I know it’s hard to tell because of how hot it still is outside, but fall has arrived. The pumpkin spice and Halloween hype is back in full force, and midterms are fast approaching. And even though it feels like the school year just started, it’s already the season to start preparing for the transitions you may be planning for your next academic year.

Choosing a college to attend is a critical life decision, because four years is a long enough time on its own, and it’s possible you could be there even longer. Unless you’re a commuter student, you won’t just be going to school there - you’ll be living there, uprooting your entire life and making that place your new home for the next chapter of your life. Despite it being such a momentous decision, students are expected to decide somewhat blindly. If you’ve never lived there before, how can you be sure that it’s a place where you will thrive? I remember that question used to plague me when I was trying to choose where to transfer since the decision was purely a leap of faith.

Due to the harshly competitive atmosphere we live in, there’s a lot of pressure to attend the most prestigious school that you get accepted to. Whether you feel that pressure from peers, teachers, your own family or society in general, every student feels it at some point. But is that really the best factor to consider when choosing your future home for the next handful of years? I would argue that it’s not unless of course, academic prestige is what’s truly most important to you. Because above else, where you go to college should be your decision, and yours alone, because it’s your life and your future on the table.
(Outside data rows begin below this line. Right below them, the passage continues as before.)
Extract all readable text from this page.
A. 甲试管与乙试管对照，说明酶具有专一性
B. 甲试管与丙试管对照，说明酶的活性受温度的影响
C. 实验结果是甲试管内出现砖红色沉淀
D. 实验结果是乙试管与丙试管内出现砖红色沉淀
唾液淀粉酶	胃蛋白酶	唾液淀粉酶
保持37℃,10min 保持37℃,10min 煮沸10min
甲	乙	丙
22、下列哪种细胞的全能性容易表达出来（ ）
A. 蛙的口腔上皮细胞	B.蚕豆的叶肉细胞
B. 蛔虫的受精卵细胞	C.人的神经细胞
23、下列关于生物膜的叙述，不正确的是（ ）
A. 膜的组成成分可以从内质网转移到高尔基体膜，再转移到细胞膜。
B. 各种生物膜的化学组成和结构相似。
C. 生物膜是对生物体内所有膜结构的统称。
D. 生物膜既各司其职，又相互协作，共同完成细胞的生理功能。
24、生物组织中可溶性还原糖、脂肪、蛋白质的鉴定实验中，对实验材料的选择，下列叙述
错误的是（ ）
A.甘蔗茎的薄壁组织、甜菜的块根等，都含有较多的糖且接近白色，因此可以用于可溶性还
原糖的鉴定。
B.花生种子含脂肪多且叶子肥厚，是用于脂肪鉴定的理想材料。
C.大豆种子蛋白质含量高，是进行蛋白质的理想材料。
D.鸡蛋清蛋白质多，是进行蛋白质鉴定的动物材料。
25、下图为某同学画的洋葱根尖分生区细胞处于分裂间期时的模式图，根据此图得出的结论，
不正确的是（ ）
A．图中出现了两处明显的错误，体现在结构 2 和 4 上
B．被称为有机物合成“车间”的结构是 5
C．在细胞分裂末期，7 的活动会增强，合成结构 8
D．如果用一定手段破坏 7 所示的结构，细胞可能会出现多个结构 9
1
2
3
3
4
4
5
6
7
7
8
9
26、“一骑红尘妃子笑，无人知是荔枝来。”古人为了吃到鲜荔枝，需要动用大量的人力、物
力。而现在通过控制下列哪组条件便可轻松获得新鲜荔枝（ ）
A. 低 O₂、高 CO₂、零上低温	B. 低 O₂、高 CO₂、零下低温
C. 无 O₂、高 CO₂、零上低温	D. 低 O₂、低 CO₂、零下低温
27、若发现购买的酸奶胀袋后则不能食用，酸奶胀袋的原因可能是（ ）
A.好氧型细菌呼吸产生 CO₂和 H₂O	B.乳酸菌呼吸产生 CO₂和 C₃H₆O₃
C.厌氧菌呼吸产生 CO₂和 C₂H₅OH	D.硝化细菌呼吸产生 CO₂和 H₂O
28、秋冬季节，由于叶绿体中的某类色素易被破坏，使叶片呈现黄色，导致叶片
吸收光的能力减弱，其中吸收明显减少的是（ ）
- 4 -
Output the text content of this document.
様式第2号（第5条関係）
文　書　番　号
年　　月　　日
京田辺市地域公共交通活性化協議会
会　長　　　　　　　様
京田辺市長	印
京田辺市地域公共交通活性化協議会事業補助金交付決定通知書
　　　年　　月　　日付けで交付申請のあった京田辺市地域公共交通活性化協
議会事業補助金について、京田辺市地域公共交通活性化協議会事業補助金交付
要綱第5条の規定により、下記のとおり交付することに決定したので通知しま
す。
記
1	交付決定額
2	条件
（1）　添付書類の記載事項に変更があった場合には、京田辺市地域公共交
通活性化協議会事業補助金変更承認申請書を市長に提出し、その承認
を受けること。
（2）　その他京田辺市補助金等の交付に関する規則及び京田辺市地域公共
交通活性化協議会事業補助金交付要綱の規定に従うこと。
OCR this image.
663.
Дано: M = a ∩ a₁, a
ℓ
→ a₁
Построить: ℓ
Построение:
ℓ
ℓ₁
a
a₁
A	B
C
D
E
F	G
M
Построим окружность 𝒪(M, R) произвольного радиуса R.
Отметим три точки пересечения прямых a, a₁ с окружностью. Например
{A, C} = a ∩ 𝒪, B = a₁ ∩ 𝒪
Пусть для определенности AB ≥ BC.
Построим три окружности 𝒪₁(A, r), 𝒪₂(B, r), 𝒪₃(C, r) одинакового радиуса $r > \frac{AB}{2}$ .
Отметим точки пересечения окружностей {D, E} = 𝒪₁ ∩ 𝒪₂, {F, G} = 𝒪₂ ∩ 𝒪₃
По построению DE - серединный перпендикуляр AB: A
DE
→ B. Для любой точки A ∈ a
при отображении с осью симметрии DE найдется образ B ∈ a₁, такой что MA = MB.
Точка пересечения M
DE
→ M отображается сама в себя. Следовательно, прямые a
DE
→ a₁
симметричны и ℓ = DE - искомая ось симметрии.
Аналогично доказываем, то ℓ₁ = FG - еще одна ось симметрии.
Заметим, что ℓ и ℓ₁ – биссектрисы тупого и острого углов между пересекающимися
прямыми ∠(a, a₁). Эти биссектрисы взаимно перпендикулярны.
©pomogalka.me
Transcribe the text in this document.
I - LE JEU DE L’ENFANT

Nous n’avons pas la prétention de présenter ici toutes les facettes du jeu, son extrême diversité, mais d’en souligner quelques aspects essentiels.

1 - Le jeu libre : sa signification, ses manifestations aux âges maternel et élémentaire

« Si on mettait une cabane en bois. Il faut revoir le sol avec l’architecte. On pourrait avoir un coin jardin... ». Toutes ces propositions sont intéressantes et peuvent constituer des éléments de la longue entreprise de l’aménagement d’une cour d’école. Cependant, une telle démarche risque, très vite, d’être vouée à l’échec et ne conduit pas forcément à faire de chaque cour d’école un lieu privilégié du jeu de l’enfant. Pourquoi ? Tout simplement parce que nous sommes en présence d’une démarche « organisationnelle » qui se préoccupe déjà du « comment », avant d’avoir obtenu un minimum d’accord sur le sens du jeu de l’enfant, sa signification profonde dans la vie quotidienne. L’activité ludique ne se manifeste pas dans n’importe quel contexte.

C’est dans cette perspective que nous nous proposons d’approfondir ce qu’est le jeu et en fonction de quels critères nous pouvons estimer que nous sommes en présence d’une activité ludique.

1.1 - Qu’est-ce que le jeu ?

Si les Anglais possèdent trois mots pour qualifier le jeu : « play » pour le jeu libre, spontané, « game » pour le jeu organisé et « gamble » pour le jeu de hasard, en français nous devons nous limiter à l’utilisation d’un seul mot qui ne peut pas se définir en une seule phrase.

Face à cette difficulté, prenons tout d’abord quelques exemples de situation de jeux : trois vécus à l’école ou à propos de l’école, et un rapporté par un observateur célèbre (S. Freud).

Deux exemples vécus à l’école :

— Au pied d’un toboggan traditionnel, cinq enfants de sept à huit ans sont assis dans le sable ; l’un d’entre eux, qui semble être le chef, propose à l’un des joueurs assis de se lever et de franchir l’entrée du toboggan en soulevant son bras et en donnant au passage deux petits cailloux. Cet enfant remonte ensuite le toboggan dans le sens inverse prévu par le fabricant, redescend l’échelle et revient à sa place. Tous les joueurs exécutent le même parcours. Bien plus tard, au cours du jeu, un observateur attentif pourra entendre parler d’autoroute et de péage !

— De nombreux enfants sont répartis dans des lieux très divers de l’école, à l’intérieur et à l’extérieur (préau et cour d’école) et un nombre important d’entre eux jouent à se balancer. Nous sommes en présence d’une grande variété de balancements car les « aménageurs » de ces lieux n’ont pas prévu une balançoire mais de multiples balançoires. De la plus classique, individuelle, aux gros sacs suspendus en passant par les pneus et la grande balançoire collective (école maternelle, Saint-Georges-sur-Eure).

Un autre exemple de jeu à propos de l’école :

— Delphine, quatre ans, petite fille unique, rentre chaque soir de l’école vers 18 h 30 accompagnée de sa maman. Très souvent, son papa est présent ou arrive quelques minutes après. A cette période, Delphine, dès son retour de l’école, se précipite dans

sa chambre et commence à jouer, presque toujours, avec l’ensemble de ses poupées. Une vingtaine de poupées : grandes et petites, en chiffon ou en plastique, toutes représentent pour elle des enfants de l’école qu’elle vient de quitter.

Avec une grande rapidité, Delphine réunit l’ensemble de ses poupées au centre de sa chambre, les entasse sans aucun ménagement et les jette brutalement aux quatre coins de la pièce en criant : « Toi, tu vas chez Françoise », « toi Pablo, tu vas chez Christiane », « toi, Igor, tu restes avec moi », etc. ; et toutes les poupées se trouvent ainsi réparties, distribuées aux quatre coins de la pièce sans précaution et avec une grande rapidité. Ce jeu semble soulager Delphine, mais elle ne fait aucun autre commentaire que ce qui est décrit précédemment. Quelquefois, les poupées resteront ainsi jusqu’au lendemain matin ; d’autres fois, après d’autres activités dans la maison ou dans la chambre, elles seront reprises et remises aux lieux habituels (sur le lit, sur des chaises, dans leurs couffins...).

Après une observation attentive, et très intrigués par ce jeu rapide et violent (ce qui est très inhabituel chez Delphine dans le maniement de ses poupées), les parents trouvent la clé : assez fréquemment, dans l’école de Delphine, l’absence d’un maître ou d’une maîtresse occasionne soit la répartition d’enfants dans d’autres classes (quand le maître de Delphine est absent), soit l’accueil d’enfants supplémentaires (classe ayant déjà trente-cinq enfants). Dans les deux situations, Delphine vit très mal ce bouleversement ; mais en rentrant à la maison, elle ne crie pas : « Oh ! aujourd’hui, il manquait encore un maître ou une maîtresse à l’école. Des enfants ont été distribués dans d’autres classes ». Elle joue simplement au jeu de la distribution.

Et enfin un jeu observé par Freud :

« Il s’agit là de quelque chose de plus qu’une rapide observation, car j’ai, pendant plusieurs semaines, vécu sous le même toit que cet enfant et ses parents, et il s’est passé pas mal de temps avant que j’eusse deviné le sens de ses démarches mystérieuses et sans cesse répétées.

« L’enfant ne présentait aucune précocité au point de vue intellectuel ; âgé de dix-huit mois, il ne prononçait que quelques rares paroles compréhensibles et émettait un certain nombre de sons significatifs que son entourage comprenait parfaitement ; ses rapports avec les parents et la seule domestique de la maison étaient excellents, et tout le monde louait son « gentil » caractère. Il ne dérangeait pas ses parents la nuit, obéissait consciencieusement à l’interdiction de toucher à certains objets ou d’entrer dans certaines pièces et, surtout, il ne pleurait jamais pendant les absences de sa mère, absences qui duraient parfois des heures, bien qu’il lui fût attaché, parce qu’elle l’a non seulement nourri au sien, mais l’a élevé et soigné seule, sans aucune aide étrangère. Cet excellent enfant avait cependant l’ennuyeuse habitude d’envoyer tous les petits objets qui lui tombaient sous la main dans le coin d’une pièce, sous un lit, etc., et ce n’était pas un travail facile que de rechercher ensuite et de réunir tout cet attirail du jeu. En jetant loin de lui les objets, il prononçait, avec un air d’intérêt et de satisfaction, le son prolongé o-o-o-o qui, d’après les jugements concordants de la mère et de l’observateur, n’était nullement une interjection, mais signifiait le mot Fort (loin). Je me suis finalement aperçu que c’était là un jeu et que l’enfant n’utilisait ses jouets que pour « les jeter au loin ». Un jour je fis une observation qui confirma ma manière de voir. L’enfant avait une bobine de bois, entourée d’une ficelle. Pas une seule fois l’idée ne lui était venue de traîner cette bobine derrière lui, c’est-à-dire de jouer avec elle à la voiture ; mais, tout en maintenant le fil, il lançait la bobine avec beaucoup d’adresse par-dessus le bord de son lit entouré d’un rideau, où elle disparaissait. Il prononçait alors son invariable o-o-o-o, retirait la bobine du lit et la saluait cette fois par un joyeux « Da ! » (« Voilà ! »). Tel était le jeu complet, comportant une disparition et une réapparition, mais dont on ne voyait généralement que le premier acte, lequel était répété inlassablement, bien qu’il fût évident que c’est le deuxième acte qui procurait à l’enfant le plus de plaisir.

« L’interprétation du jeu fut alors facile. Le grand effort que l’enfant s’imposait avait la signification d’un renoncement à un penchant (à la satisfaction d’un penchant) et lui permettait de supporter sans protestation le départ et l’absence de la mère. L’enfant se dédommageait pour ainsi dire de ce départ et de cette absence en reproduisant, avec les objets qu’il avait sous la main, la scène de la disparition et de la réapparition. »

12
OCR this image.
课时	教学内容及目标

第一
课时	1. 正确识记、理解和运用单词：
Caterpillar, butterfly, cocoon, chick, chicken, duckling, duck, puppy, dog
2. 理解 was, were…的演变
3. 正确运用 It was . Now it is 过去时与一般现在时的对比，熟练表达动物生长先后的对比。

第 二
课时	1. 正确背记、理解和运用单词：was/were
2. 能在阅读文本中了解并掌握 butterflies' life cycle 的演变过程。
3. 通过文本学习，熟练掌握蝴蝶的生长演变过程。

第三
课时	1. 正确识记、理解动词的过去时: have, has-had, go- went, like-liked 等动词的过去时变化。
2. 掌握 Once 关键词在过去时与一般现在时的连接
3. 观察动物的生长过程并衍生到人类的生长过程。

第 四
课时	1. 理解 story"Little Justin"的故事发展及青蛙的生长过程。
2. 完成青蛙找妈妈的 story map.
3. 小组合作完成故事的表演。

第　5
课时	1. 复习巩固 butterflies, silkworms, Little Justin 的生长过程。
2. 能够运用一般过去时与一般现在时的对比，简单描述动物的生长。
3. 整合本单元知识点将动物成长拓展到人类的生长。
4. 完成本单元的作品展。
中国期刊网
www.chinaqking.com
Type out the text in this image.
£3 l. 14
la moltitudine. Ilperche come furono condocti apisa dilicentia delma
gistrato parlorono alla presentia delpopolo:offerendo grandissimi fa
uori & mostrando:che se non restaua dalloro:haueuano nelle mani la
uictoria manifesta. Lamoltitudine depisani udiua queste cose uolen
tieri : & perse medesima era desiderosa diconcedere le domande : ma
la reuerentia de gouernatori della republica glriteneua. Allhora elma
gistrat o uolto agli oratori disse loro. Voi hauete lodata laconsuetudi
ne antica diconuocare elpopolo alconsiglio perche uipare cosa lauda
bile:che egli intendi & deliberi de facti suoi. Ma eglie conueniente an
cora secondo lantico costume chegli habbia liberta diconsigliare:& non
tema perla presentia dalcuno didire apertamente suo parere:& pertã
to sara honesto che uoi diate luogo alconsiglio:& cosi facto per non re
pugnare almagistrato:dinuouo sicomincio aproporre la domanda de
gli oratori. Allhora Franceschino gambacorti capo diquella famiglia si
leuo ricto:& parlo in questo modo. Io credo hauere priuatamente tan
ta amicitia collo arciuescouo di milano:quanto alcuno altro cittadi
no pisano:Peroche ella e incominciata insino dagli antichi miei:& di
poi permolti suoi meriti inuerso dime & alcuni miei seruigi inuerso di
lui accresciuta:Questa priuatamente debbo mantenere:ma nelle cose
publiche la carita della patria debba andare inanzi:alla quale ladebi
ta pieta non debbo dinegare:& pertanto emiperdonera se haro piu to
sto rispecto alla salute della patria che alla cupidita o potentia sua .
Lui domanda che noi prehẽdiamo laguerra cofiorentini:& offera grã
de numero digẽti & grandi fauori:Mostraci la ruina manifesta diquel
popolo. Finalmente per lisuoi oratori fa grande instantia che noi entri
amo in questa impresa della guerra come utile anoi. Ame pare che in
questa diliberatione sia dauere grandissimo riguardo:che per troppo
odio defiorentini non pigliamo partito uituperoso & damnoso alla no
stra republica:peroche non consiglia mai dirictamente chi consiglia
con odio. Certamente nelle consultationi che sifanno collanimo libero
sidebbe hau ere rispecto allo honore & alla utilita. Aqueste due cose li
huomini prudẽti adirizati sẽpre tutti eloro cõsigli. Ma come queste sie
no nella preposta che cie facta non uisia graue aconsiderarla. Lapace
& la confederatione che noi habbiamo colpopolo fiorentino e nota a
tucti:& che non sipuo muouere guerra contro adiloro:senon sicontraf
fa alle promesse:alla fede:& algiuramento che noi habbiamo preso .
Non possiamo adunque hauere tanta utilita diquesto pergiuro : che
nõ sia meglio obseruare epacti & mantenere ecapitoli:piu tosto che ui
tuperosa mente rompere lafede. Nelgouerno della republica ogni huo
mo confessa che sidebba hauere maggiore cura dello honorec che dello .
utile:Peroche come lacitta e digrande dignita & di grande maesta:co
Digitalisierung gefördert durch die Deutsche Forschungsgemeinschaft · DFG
It can be helpful to ask for advice and let people that you care about weigh in on your options, but don’t let anyone make the decision for you.

I felt some pressure from my mom to go to UVA over VCU after being accepted to both, and I see her side of the argument. What Virginia parent wouldn’t want their kid to go to UVA? But I respectfully reminded her that my future self would be picking up the tab, so she didn’t have a fair say in the matter. I wasn’t dead set on VCU from the start though, because it was hard to resist the allure of a UVA acceptance — something that was so coveted at my high school. But after I spent a weekend or two at both campuses, I ultimately chose VCU because I preferred Richmond over Charlottesville.

Unless you’re positive that you’ll never be living off-campus, keep in mind that you’ll be more than just a student at a school, you’ll be a resident of a new city or town, especially after your freshman year. So, it’s not all about the school. You should consider what attracts you to the surrounding area, and how you see it potentially stimulating and benefitting you, because your personal happiness and level of comfort are far more important than the name of the institution printed on your degree.

If you’re applying to colleges this year, my advice is to make a list of all the schools you’re most interested in and try to visit them all, if possible. In my experience, shopping for a college is like shopping for jeans. You have to try it on first and see how it fits. A day trip or even a weekend obviously isn’t going to be a perfect simulation of how you’d settle in there, but it’ll give you a clearer idea than whatever was in your head.

For current college students that are mulling over that big question, “to transfer or not to transfer?” I have special advice just for you: do it. If you’re not happy where you are and you have a feeling you’d be happier somewhere else, go with your gut and trust that feeling. I know the thought of starting over in a new place can be formidable and overwhelming, but if you already did it once you can absolutely do it again. Odds are, you’ll be glad you did it in the end. And even if the grass isn’t much greener, it’s better to find out than to spend the rest of your academic career wondering about what could’ve been while you’re still unhappy with the way things are.